I'll play devil's advocate on this issue.
While we squander the remaining resource and allow large impacts go unchecked such as non compliant fish screens, perched culverts, diking, fish blockages, unregulated guiding and a host of other problems, we continue bickering among ourselves on such issues as two-rod endorsements, fishing out of boats, fish allocation and wild steelhead retention, among others.
We don't need more government, rules, and regulations in our fishing. We need to address the bigger problems that are actually impacting the fish populations.

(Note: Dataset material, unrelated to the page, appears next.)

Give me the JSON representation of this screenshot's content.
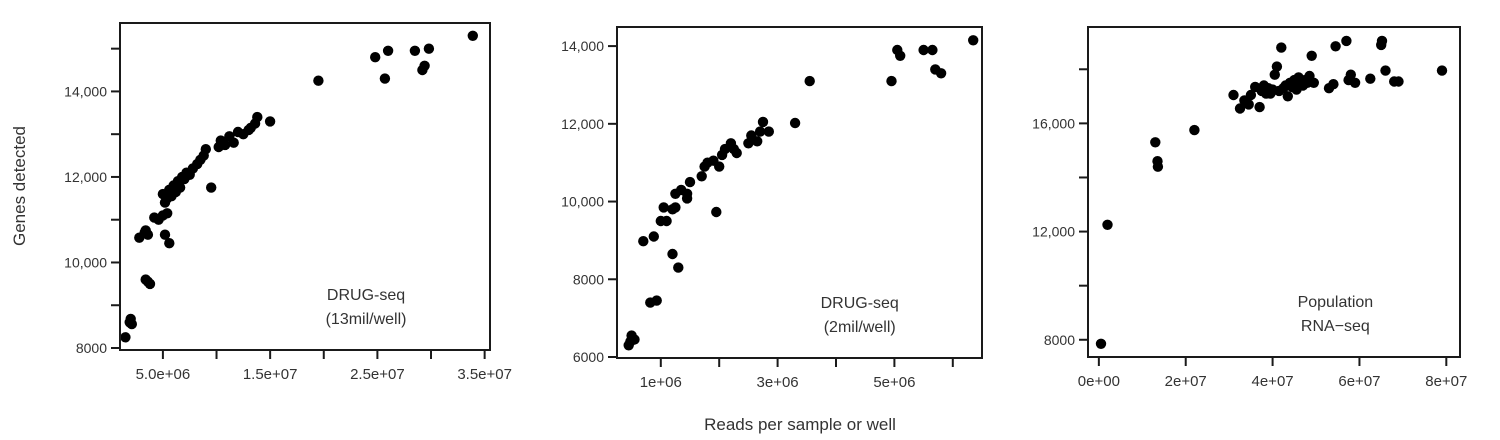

I fish out of a pontoon boat, often anchoring because I have a really good boat for doing it. While it wouldn't necessarily bother me to get out and fish from the bank, I would prefer to keep that option open to me. If it resolves a social issue, that is one thing. But studies show that harvest, let alone catch and release steelhead fishing is not the limiting factor to recovery. While I understand we need to implement actions that will aid recovery of wild steelhead, adopting rules that prohibit angling from boats would be pretty futile in recovery efforts.
Think about all of the already crowded spring-time steelhead fisheries and what it would be like if there was no angling from boats. You will be crowding all the anglers in a handful of rivers onto gravel bars that already have too much traffic as it is. You'd have to setup a number system like you see at the Department of Motor Vehicles just to get a chance to fish through a run.
If WDFW, NOAA Fish, USFWS, and the tribes want to get serious about wild steelhead recovery, there are dozens of actions that will have a greater affect than to prohibit fishing out of boats.
I'll start a list:
Prohibit the harvest and selling of wild fish statewide
Remove all bag limits of exotic fish in the Columbia (bass,walleye, etc.)
Enforce HPA permits
Monitor and enforce activities that are found to be non-compliant
Prohibit bait in streams year round.
Implement a guiding program that limits guides and waters that can be fished
Increase license fees
Implement a statewide steelhead tag (like what is required for the Columbia)
Ensure hatchery reform recommendations are being implemented
Mark all hatchery steelhead
Review ESA take permits
All fisheries statewide must be selective (selective in that unmarked fish must be returned alive to the water)
As you scroll down the list (there are many more) the pressures of society make most of these options nonviable. But again, if folks want to get serious about recovery, drastic measures must take place. And I'm extremely pessimistic that we have the wherewithal to make those changes. So, we will continue to gradually slide downhill to extirpation while we argue about something as trivial as fishing out of a boat.